Robert Channick, Chicago Tribune on

Published in Automotive News

The Illinois Automobile Dealers Association has appealed a December court ruling that allowed EV automakers Rivian and Lucid to continue cutting out the middleman and selling directly to consumers.

The appeal, filed Friday in Chicago, challenges that decision and to a large extent, the evolving EV sales model nationwide.

“We think the law is pretty clear: You can’t be a manufacturer and a dealer,” said Joe McMahon, executive director of the Illinois Automobile Dealers Association. “The Illinois Vehicle Code basically states that you have to go through franchised dealers.”

Henry Haupt, a spokesman for the secretary of state’s office, which licenses auto dealers in Illinois, declined to comment on the appeal.

In December, a Cook County judge dismissed a 2021 lawsuit brought by the dealers against the startup EV manufacturers for allegedly violating Illinois vehicle franchise requirements.
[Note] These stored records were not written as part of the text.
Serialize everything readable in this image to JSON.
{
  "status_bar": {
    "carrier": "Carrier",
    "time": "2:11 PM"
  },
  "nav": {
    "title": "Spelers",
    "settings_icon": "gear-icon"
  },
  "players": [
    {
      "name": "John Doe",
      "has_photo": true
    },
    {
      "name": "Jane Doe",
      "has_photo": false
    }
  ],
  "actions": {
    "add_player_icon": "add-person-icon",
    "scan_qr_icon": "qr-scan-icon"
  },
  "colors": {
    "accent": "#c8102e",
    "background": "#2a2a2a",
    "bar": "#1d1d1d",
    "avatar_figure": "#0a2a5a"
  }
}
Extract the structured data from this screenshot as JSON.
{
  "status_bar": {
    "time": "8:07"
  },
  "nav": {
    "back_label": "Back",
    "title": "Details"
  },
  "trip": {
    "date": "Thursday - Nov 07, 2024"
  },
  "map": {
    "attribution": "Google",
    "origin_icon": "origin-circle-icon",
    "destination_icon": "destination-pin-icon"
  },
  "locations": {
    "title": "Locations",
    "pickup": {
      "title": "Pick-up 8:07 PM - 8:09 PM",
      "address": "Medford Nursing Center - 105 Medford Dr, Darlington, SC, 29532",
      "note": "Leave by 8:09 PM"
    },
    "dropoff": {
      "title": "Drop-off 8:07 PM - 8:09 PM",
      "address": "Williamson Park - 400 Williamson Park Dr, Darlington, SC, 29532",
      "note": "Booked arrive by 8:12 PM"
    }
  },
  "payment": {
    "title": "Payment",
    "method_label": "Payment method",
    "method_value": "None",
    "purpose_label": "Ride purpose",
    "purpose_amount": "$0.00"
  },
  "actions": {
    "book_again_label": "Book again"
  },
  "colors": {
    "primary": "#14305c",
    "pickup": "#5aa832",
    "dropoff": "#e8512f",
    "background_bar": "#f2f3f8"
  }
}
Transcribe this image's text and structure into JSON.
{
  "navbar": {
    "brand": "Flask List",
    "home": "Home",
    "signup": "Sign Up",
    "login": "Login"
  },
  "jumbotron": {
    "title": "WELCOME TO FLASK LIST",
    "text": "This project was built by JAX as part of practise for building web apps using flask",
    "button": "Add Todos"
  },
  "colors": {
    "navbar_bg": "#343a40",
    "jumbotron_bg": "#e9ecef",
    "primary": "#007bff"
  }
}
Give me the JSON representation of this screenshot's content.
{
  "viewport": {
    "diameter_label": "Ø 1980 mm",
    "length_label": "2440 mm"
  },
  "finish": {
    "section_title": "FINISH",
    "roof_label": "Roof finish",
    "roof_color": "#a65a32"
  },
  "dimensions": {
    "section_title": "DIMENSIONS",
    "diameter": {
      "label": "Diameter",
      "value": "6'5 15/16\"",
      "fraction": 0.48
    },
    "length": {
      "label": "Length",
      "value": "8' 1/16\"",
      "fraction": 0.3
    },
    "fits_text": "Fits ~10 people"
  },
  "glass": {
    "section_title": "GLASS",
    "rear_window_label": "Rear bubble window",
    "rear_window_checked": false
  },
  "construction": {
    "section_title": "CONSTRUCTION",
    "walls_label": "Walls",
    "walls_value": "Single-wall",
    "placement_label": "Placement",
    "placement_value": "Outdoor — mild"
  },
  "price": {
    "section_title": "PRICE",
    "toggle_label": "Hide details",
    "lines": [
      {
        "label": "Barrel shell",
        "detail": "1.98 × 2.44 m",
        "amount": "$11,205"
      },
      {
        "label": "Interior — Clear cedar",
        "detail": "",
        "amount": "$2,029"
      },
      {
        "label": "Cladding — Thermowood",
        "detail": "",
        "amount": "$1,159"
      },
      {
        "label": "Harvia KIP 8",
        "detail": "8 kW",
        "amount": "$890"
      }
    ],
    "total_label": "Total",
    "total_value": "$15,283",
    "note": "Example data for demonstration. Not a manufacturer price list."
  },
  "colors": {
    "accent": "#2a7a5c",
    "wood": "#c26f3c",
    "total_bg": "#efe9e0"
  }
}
The court ruled the state was correct in issuing dealer licenses to Rivian and Lucid, as it had previously done with Tesla.

The association, which represents more than 700 auto dealers operating 2,300 franchises across the state, cited the Illinois Vehicle Code and the Illinois Motor Vehicle Franchise Act as mandating that all vehicle sales to the public “must be made through licensed and independent franchised” dealers, an argument it is renewing in the appeal.


Leslie Hayward, head of policy communications for Rivian, declined to comment, while Lucid Motors did not respond to a request for comment on the appeal.

Tesla, the leading EV manufacturer, pioneered the direct-to-consumer sales model after the introduction of its Model S in 2012. McMahon claims Tesla was licensed to open dealerships in Illinois in 2017 as part of a one-time agreement with the secretary of state to avoid litigation.

The auto dealers, the secretary of state and Tesla entered into an administrative consent order in 2019 agreeing that Tesla could have no more than 13 dealer licenses in Illinois.

In 2020, the Illinois attorney general’s office issued “an informal opinion” stating that the motor vehicle law does not expressly require new manufacturers to establish franchise dealerships to sell their vehicles, opening the door for Rivian and Lucid to launch their own direct-to-consumer sales networks, according to the dealers’ lawsuit.